Building for the climate of the future
In Norway today, it already rains 20 percent more than it did 100 years ago. Scenarios for climate change indicate that rainfall will continue to increase and that there will be more extreme weather such as storms and heavy rainfall. While 600,000 buildings are currently located in areas where there is a high risk of rot decay, this number will increase to 2.4 million between 2070 and 2100. Moisture is the cause of about 75 percent of damage to buildings.
There is no set definition of a climate-adapted building. In 2016, Klima 2050 partners began the process of specifying the meaning of the concept with the aim of agreeing on a definition.
Lack of definition
There is a lot of talk about climate-adapted buildings, but it’s not specific enough. And it’s not easy to agree on a definition of what a climate adapted building is. One reason for this is that weather and climate vary considerably in Norway, so what’s a good measure of climate adaption for Western Norway may not be good for Northern Norway, says Tore Kvande, Professor of building materials at NTNU and principal investigator in SFI Klima 2050. Kvande finds it interesting that while traditional Norwegian building culture was adapted to the local climate, nowadays we build more or less the same regardless of where we live. Regulations do not take into account differences between the climate in Oslo and Bergen.
Adapting houses to different climates
Elisabeth Bjaanes, Chief technology officer at Mesterhus, agrees with Kvande that “one size fits all” is not a good long term solution. – Our goal is to be able to offer climate adapted homes at competitive prices,’ says Bjaanes. The 150 members of the Mesterhus chain, she says, are very interested in being able to build safe and climate adapted buildings. Mesterhus has now begun the process of developing a model of a standard house which can be adapted locally to different climatic conditions in Norway.
Currently, knowledge within the construction industry about the topic is limited, but Bjaanes maintains that Klima 2050 can change this. – The attempt to define a climate adapted building is a good starting point. It entails looking at and discussing many issues, but it is difficult to agree on a final definition. For us, while taking into account climate change adaptation and protecting against moisture, it is important to retain good living qualities, such as daylight and attractive design.
Models from Unikus
Towards the end of 2016, Unikus, which is part of Mestergruppen with architects and engineers, developed models of a possible climate adapted building. – To make things as easy as possible, we started with a model of a detached house, but much of what we learned can apply to other types of home, such as tower blocks. It is much easier to come up with specific content for ‘climate adapted’ when you work with a specific building, says Kvande.

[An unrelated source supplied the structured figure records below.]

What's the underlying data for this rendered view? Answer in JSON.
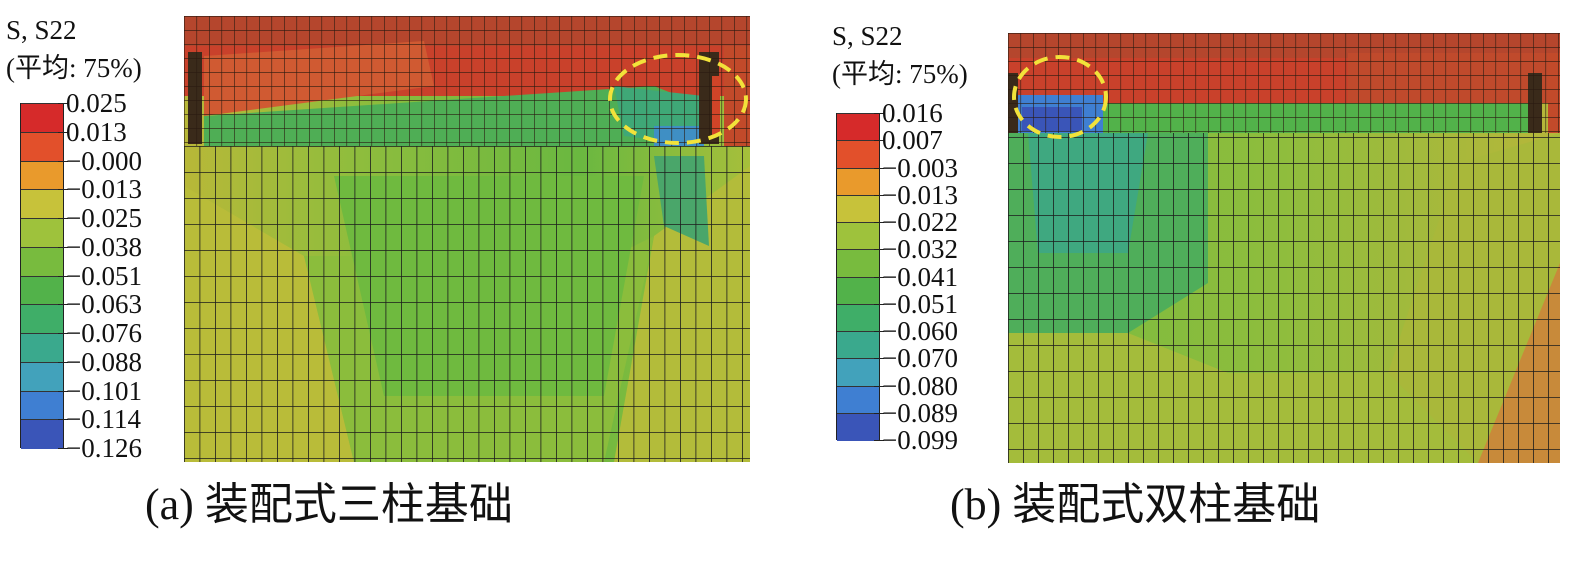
{
  "panel_a": {
    "legend": {
      "title_line1": "S, S22",
      "title_line2": "(平均: 75%)",
      "values": [
        "0.025",
        "0.013",
        "−0.000",
        "−0.013",
        "−0.025",
        "−0.038",
        "−0.051",
        "−0.063",
        "−0.076",
        "−0.088",
        "−0.101",
        "−0.114",
        "−0.126"
      ],
      "colors": [
        "#d62a2a",
        "#e2502b",
        "#e99a2c",
        "#c7c23a",
        "#9ec23c",
        "#78bb3e",
        "#52b24a",
        "#3fae68",
        "#3aa98d",
        "#42a2bb",
        "#3f7fd2",
        "#3a55b8",
        "#2a3a9e"
      ]
    },
    "caption": "(a) 装配式三柱基础",
    "highlight_color": "#f2e23a"
  },
  "panel_b": {
    "legend": {
      "title_line1": "S, S22",
      "title_line2": "(平均: 75%)",
      "values": [
        "0.016",
        "0.007",
        "−0.003",
        "−0.013",
        "−0.022",
        "−0.032",
        "−0.041",
        "−0.051",
        "−0.060",
        "−0.070",
        "−0.080",
        "−0.089",
        "−0.099"
      ],
      "colors": [
        "#d62a2a",
        "#e2502b",
        "#e99a2c",
        "#c7c23a",
        "#9ec23c",
        "#78bb3e",
        "#52b24a",
        "#3fae68",
        "#3aa98d",
        "#42a2bb",
        "#3f7fd2",
        "#3a55b8",
        "#2a3a9e"
      ]
    },
    "caption": "(b) 装配式双柱基础",
    "highlight_color": "#f2e23a"
  }
}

Now several other Klima 2050 partners are in the process of developing prototypes for climate adapted buildings.
Stamp of quality
When standards for a climate adapted building are set, these will also make it be easier for firms to gain a competitive edge. In her Master thesis on climate adaptation of buildings, Torun Krangsås Vikan found that economy was often an obstacle, that climate adaptation was considered to be expensive. This negative impression can be countered by demonstrating clearly for contractors, builders and advisors what adaptation has to offer and what the long term benefits are. Climate adaptation must be promoted as a market advantage. The thesis concludes that adaptation must be user-friendly and that it may arouse more positive attention from the building industry by being identified as a stamp of quality.
Need for regulations
Bjaanes believes that it will be an advantage if demands for climate adaptation are regulated. – If more specific requirements for adaptation become part of the technical regulations, that will be a step in the right direction. Perhaps some Klima 2050 results can provide a driving force for new regulatory requirements, says Bjaanes. – And perhaps the ones that have a good climate adapted house can be rewarded with a lower insurance premium. Then it’s crucial that we have clear criteria for what a good climate adapted building is, continues Bjaanes.
According to Kvande, it is only a matter of time before climate adapted housing becomes a well-known concept and being able to supply such houses constitutes a market advantage. – In the beginning, no one knew what a Passive House was, so we advertised it as ‘a house with extra insulation’. Today many label a climate adapted building as ‘moisture robust’, but in the future there may be a market advantage in calling it climate adapted. Should it take a long time to develop a definition, Kvande does not see that as a problem. – ZEB, the research centre for zero emission buildings, worked for eight years on its definition. Similarly, work with our definition of climate adapted buildings can provide an impetus for constantly gaining knowledge and insight in the research and innovation.